Hmmm… Smog the Dog read this article… “Air pollution: should it stop you exercising?” – The Guardian Online 5th August 2012 – …and this is what he has to say about it…
“Masks are no good for the smallest particles”
Misinformation is as bad as no information. Surely there is a Duty of Care to ensure what you are writing is sound journalism and to ask pertinent questions of experts rather than vox popping, when publishing articles?
Masks are used for protection in industry, they are used by the Fire and Rescue services and everyday workers. They are used by allergy and asthma suffers. In all of these peoples experience…they work. Cyclists masks have gone past their fashionable status and they have been used for 20 years by the cycle commuting fraternity. So why would a journalist sight “no evidence to show that one should wear a mask”?
There is enough circumstantial evidence available to warrant a comment that would allow the end user to make up their own mind. Too much emphasis on making a ‘story’ rather than an honest offering with sound information seems to be the ethos behind this piece.
Cycle Masks incorporate the same filter technology as masks used in Industrial workplace environments for protection against hazardous airborne threats. These include particles considerably smaller than the size being cited in the article. Should masks be considered of use for the general environment? They use the same materials and have better comfort factor considerations for the end user by using soft materials and exhalation valves. Surely they are capable of filtering out the levels of pollutants in the urban environment if the same materials are used for filtering out much higher concentrations in industrial environment’s?…. is this not sound thinking?
Maybe the mind set of so called experts is, either ‘they do’ or ’they don’t’ work, one or the other. No middle ground. – Unfortunately there are no valid tests to determine how well masks work in a cocktail of various pollutants of differing physical attributes.
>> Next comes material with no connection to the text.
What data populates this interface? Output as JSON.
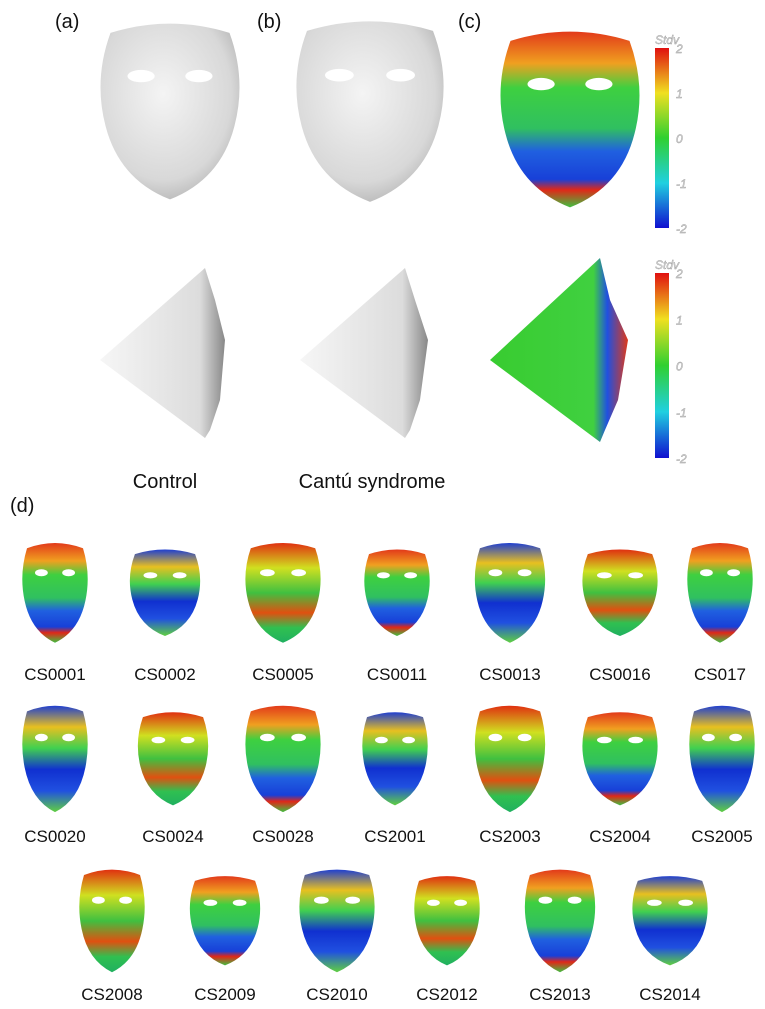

There are gases like SO2 and NO2, there are vapours like VOC’s (volatile organic compounds) the petrol additives are a section of them to name. Then there is the Particulate Matter, the stuff chucked out by poorly maintained diesel engines and lastly but not least the fashionable pollutant of the month LLO (Low level Ozone). Half of these pollutants, we haven’t a clue about when we read about them and seldom is there wordage to explain. Just being told ‘London’s air is the worst in the UK’ without offering a solution does nothing for us.
As the theme of the above article is a sports one then an example in the sports arena should be cited for the use of masks.
The link between long distant/marathon runners and breathing problems has been highlighted “ 61% of the runners sampled after the marathon and subsequent blood tests to determine whether immunoglobulin E antibodies were present — the tell tale sign of an allergic reaction — revealed that 35% of the runners were experiencing an allergy.
If masks don’t work, why does Galen Rupp, Olympic 2012 Silver medalist at 10,000 meters wears a mask. He trains with one and runs with one in polluted cities around the world?
Olympians such as Galen Rupp, who is the American record-holder for the 10,000 metres race and competed in the Beijing Games in 2008, may be one of the many athletes who will have to combat the London smog. Rupp, 26, suffers from asthma and is allergic to 28 of the 30 irritants monitored in an allergen prick test.
“He is so allergic that coach Alberto Salazar scratched him from the 10,000 at the Prefontaine Classic earlier this month when pollen counts spiked,” reported Ken Goe for The Oregonian
The continued use of masks by cyclists on the streets over the past twenty years must point to the notion that they work, at minimum, a placebo effect. As they do no harm to the end user,…… is it not reasonable to state that masks are useful in filtering out pollution?